Nivala, Peter T., James, Susan P.
Journal of materials science 2020 v.55 no.8 pp. 3668-3683
activation energy, copper, energy, foams, prediction, raw materials
Master sintering curves (MSCs) were developed for monolithic nickel-titanium (NiTi) and composite NiTi-copper specimens densified by spark plasma sintering (SPS) to efficiently establish the density–process parameter relationship. NiTi-copper specimens simulated the porogen (a.k.a. space holder) replication technique used to fabricate NiTi open-cell foams. The effect of copper porogens on the densification behavior of NiTi powder was examined through the comparison of the generated MSCs. Several additional monolithic NiTi specimens and a NiTi open-cell foam specimen were sintered isothermally to verify the accuracy of the generated MSCs.

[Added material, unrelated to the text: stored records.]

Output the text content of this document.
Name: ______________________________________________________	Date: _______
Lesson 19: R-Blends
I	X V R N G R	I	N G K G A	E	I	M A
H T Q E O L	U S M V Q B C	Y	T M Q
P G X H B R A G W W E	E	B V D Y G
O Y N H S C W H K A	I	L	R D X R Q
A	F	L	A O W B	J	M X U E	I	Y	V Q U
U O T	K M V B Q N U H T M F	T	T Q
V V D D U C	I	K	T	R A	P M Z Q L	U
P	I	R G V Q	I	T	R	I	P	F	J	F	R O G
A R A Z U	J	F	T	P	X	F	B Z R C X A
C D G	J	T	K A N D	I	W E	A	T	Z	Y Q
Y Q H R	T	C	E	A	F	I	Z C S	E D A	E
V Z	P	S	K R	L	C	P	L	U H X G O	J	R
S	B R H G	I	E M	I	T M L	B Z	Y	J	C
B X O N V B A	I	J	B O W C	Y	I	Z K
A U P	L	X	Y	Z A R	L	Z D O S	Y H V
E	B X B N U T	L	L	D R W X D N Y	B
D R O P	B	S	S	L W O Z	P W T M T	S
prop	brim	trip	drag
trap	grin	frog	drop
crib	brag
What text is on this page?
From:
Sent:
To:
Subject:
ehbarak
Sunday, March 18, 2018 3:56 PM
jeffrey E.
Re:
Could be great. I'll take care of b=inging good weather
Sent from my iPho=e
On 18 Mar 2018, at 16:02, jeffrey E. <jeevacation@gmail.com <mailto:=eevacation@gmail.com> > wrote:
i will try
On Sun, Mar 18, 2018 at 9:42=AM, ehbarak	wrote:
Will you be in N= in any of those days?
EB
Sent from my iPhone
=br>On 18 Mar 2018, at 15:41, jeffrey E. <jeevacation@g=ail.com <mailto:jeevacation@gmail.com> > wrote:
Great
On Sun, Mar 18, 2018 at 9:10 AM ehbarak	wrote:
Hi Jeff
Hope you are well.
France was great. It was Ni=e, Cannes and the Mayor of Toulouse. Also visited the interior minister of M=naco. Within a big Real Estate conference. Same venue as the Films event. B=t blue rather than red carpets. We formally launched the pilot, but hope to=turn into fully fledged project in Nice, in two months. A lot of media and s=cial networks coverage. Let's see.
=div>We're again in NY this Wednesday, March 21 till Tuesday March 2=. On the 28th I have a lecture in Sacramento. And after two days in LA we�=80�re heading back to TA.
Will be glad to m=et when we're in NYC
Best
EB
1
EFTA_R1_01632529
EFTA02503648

The experimental data indicated the copper porogens had little-to-no effect on the densification behavior of NiTi powder. Using an apparent activation energy of 201 kJ mol⁻¹, both MSCs were able to predict the final density of the validation specimens within 1.2%. The current study demonstrated the successful application of the MSC concept to the SPS of monolithic NiTi and composite NiTi-copper specimens enabling accurate predictions of final specimen density based on any arbitrary time–temperature sintering profile. This efficient mapping of the density–process parameter space has eliminated the trial-and-error methodology typically used and has resulted in significant savings of time, energy, and raw materials.